Wednesday, September 16, 2009

Thomas Boswell Pulls a Not-So-Sweet 180 on the Nats

I would have written this a week ago, but my neck still hurts from the whiplash Thomas Boswell gave me. I posted about a month ago on how the Nats 8 game win streak was not meaningful, and used Boswell's article from August 12th as an example of idiotic homerism. The article's title and opening are even-handed, but Boswell quickly rides off the tracks in explaining how the Nats have a juggernaut offense, the pitching staff suddenly has a decent future once Strasburg is signed, and the team hasn't been that bad this year, just unlucky because it should have 7 more wins by its pythagorean record and thus only be the 3rd worst team in baseball. At the time of the article, the Nats were a scintillating 40-73 (.354).....well let's just throw them a freaking parade! Boswell just couldn't keep his Strasboner tucked-in his pants and wrote a series of articles on the Nats as the Post seemed to want to drive the Nats bandwagon.

On September 11th, however, Boswell wrote a piece about the Nats titled "Time to Make Most of This Horror Show." Quotes of his include:

"A horrible season is a terrible thing to waste." (2x)
"Even nice moments....shouldn't take the tension out of this franchise's neck."
"...let's go with an with an old DC standard for compliance: Trust but verify."
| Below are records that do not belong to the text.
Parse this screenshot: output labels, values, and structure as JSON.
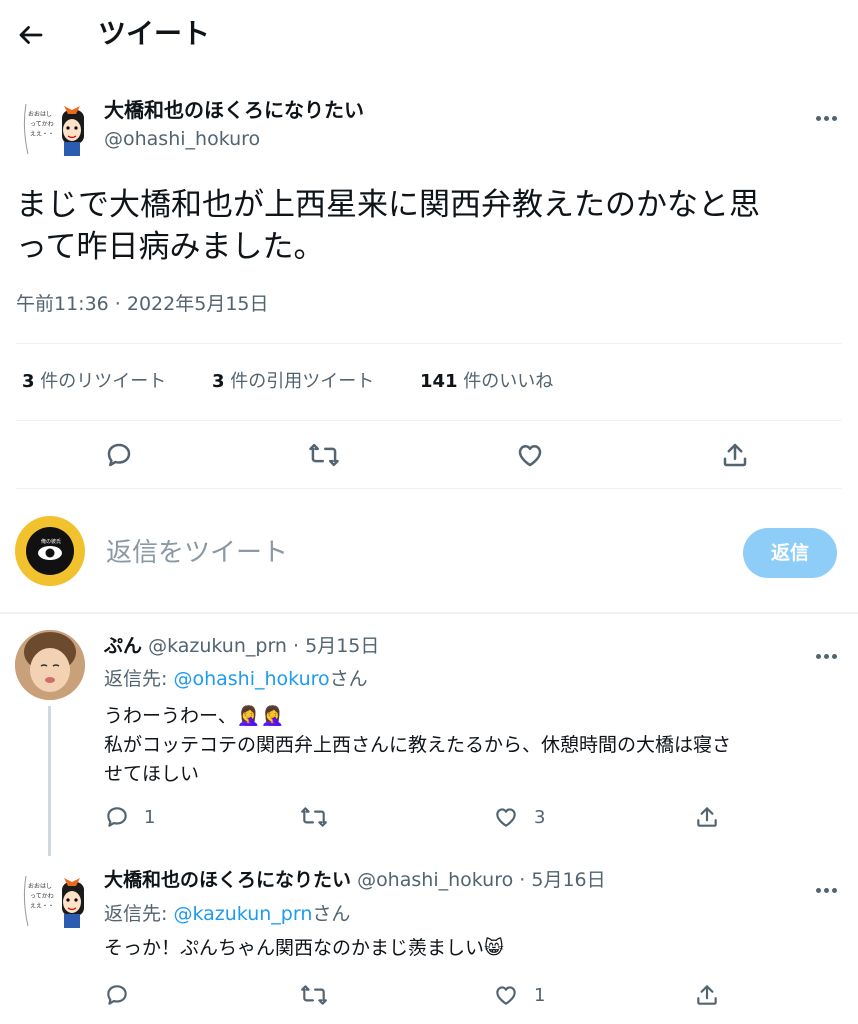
{
  "header": {
    "title": "ツイート"
  },
  "main_tweet": {
    "author_name": "大橋和也のほくろになりたい",
    "author_handle": "@ohashi_hokuro",
    "avatar_text": "おおはしってかわええ",
    "text_line1": "まじで大橋和也が上西星来に関西弁教えたのかなと思",
    "text_line2": "って昨日病みました。",
    "timestamp": "午前11:36 · 2022年5月15日",
    "stats": {
      "retweets_count": "3",
      "retweets_label": " 件のリツイート",
      "quotes_count": "3",
      "quotes_label": " 件の引用ツイート",
      "likes_count": "141",
      "likes_label": " 件のいいね"
    }
  },
  "compose": {
    "placeholder": "返信をツイート",
    "button_label": "返信",
    "avatar_text": "俺の彼氏"
  },
  "replies": [
    {
      "author_name": "ぷん",
      "author_handle": "@kazukun_prn",
      "date": " · 5月15日",
      "reply_prefix": "返信先: ",
      "reply_to": "@ohashi_hokuro",
      "reply_suffix": "さん",
      "text_line1": "うわーうわー、",
      "text_emoji1": "🤦‍♀️🤦‍♀️",
      "text_line2": "私がコッテコテの関西弁上西さんに教えたるから、休憩時間の大橋は寝さ",
      "text_line3": "せてほしい",
      "reply_count": "1",
      "retweet_count": "",
      "like_count": "3"
    },
    {
      "author_name": "大橋和也のほくろになりたい",
      "author_handle": "@ohashi_hokuro",
      "date": " · 5月16日",
      "reply_prefix": "返信先: ",
      "reply_to": "@kazukun_prn",
      "reply_suffix": "さん",
      "text_line1": "そっか！ぷんちゃん関西なのかまじ羨ましい",
      "text_emoji1": "😸",
      "reply_count": "",
      "retweet_count": "",
      "like_count": "1"
    }
  ],
  "colors": {
    "accent": "#1d9bf0",
    "accent_disabled": "#8ecdf8",
    "text": "#0f1419",
    "muted": "#536471",
    "border": "#eff3f4",
    "compose_avatar_bg": "#f2c12e"
  }
}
Ummm, this was 1 month after the bandwagon article, so something terrible must have happened right? Not really, the Nats record at the time of the new article? 48-92 (.343). If the Nats had managed 1 more win in that month, the winning percentages would be virtually identical. So the Nats continued on the course they had set for the entire season during this month and even signed Strasburg, but Boswell completely changed his tune and realized that a team on pace to lose 106 games is an abortion (one of the 5 worst teams in the NL in the past 40 years he conveniently mentions).
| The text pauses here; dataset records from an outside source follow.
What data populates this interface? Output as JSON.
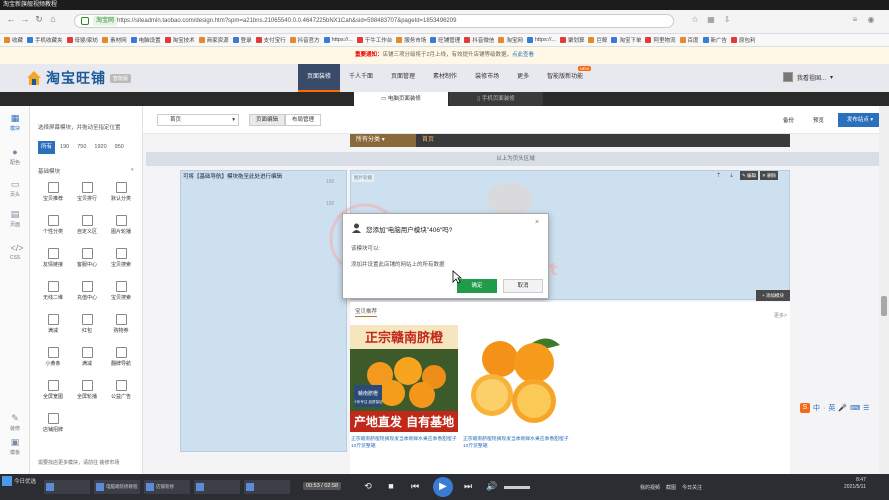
{
  "video_title": "淘宝新旗舰视频教程",
  "browser": {
    "site_badge": "淘宝网",
    "url": "https://siteadmin.taobao.com/design.htm?spm=a21bns.21065540.0.0.4647225bNX1Cah&sid=598483707&pageId=1853496209",
    "bookmarks": [
      "收藏",
      "手机收藏夹",
      "母婴/家纺",
      "素材网",
      "电脑设置",
      "淘宝技术",
      "商家资源",
      "登录",
      "支付宝行",
      "抖音官方",
      "https://...",
      "干牛工作台",
      "服务市场",
      "旺铺管理",
      "抖音微信",
      "淘宝网",
      "https://...",
      "聚划算",
      "巨鲸",
      "淘宝下单",
      "阿里物流",
      "百度",
      "新广告",
      "原包利"
    ]
  },
  "notice": {
    "prefix": "重要通知：",
    "text": "店铺三项分级将于2月上线，有效提升店铺等级数据，",
    "link": "点此查看"
  },
  "app": {
    "logo_text": "淘宝旺铺",
    "version": "智能版",
    "nav": [
      "页面装修",
      "千人千面",
      "页面管理",
      "素材制作",
      "装修市场",
      "更多",
      "智能版新功能"
    ],
    "nav_hot": "NEW",
    "user": "我看祖国..."
  },
  "subtabs": {
    "pc": "电脑页面装修",
    "mobile": "手机页面装修"
  },
  "leftcol": [
    "模块",
    "配色",
    "页头",
    "页面",
    "CSS",
    "装修",
    "模板"
  ],
  "modpanel": {
    "hint": "选择屏幕模块，并拖动至指定位置",
    "widths": [
      "所有",
      "190",
      "750",
      "1920",
      "950"
    ],
    "section": "基础模块",
    "modules": [
      "宝贝推荐",
      "宝贝排行",
      "默认分类",
      "个性分类",
      "自定义区",
      "图片轮播",
      "友情链接",
      "客服中心",
      "宝贝搜索",
      "无线二维",
      "充值中心",
      "宝贝搜索",
      "满减",
      "红包",
      "购物券",
      "小黄条",
      "满减",
      "翻牌导航",
      "全屏宽图",
      "全屏轮播",
      "公益广告",
      "店铺招牌"
    ],
    "footer": "需要找店更多模块，请前往 装修市场"
  },
  "toolbar": {
    "page_select": "首页",
    "page_edit": "页面编辑",
    "layout": "布局管理",
    "backup": "备份",
    "preview": "预览",
    "publish": "发布站点"
  },
  "store": {
    "category_btn": "所有分类",
    "home_btn": "首页",
    "header_band": "以上为页头区域",
    "left_placeholder": "可将【基础导航】模块拖至此处进行编辑",
    "left_nums": [
      "190",
      "190"
    ],
    "right_tag": "图片轮播",
    "edit": "编辑",
    "delete": "删除",
    "add_module": "添加模块"
  },
  "dialog": {
    "title": "您添加\"电脑用户模块\"406\"吗?",
    "line1": "该模块可以:",
    "line2": "添加并设置此店铺的网站上的所有数据",
    "ok": "确定",
    "cancel": "取消"
  },
  "watermark": {
    "brand": "TB58论坛",
    "url": "www.tb58.net"
  },
  "products": {
    "title": "宝贝推荐",
    "more": "更多>",
    "img1_top": "正宗赣南脐橙",
    "img1_bottom": "产地直发 自有基地",
    "img1_tag": "赣南脐橙",
    "img1_sub": "十年专注 品质保证",
    "items": [
      "正宗赣南脐橙现摘现发当季新鲜水果应季香甜橙子10斤装整箱",
      "正宗赣南脐橙现摘现发当季新鲜水果应季香甜橙子10斤装整箱"
    ]
  },
  "player": {
    "start": "今日优选",
    "tasks": [
      "电脑端装修教程",
      "店铺装修"
    ],
    "time": "00:53 / 02:58",
    "sys": [
      "我的视频",
      "截图",
      "今日关注"
    ],
    "clock_time": "8:47",
    "clock_date": "2021/5/11"
  },
  "ime": [
    "中",
    "·",
    "英",
    "🎤",
    "⌨",
    "☰"
  ],
  "colors": {
    "accent": "#2b6fbd",
    "nav_active": "#3a4a6a",
    "orange": "#ff6a00",
    "ok_green": "#1f9b4a"
  }
}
Yes, I admit that Zimmerman, Flores, Strasburg, Storen, and Willingham could all be on the Nats when they are playoff contenders and are good building blocks. The problem is that those 5 guys do not make anything special without a lot of help. Adam Dunn has been great, but is an aging slugger whose profile indicates that his decline will be soon and rapid. Cristian Guzman is 31, has already declined in the field, and can't be trusted to keep hitting like this. Nyjer Morgan had a great partial season with the Nats and seems like a rising star, but he's actually 29 (bet you didn't realize that), which in baseball terms is past his prime, so his glovework and hitting should only get worse, and his Nats performance seems like a fluke given his past. As far as the young guys go, the farm system is not a great source of hope, Ian Desmond and Chris Marrero don't look like anything special, Jordan Zimmermann looked like a player but just had major elbow surgery at a young age, and Drew Storen is pitching well, but is still just a reliever.
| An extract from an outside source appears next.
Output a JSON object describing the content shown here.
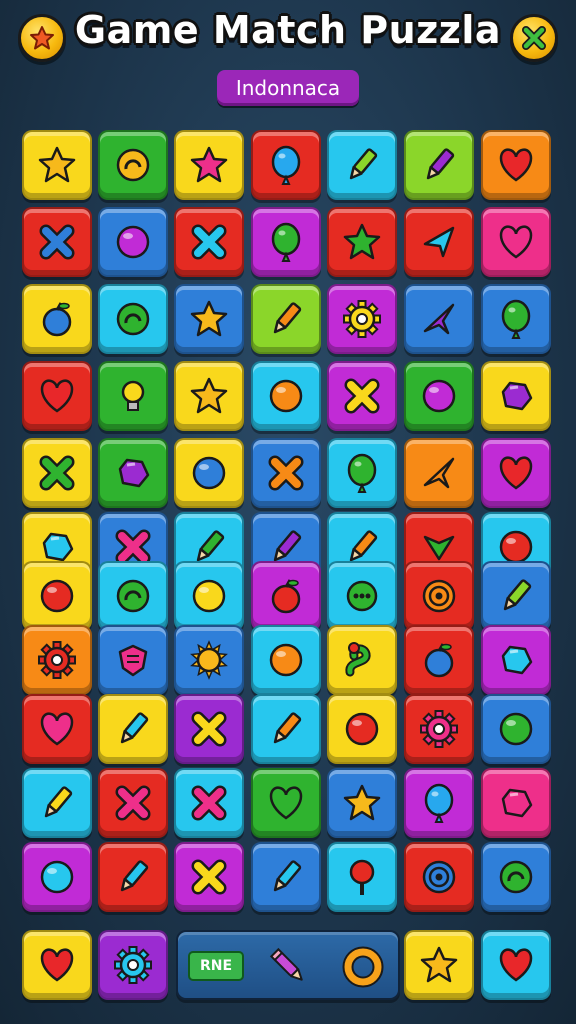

There are some good young players around (finally), and indications that the team will splash the cash in free agency, but by the time the pitching staff is even mediocore, the Nats will be down to Zimm, Flores, and Willingham from that 'juggernaut' offense, and that won't be enough to compete. I want to be hopeful, but I think this team is still a few years away barring some major free agent signings.

I generally like Boswell, and appreciate the level-headed stance he took about Strasburg, but that first article was a load of crap, and then to follow it up with this one and no explanation is just pathetic. I think my favorite quote of his from the 2nd article applies, "Misery focuses the mind wonderfully."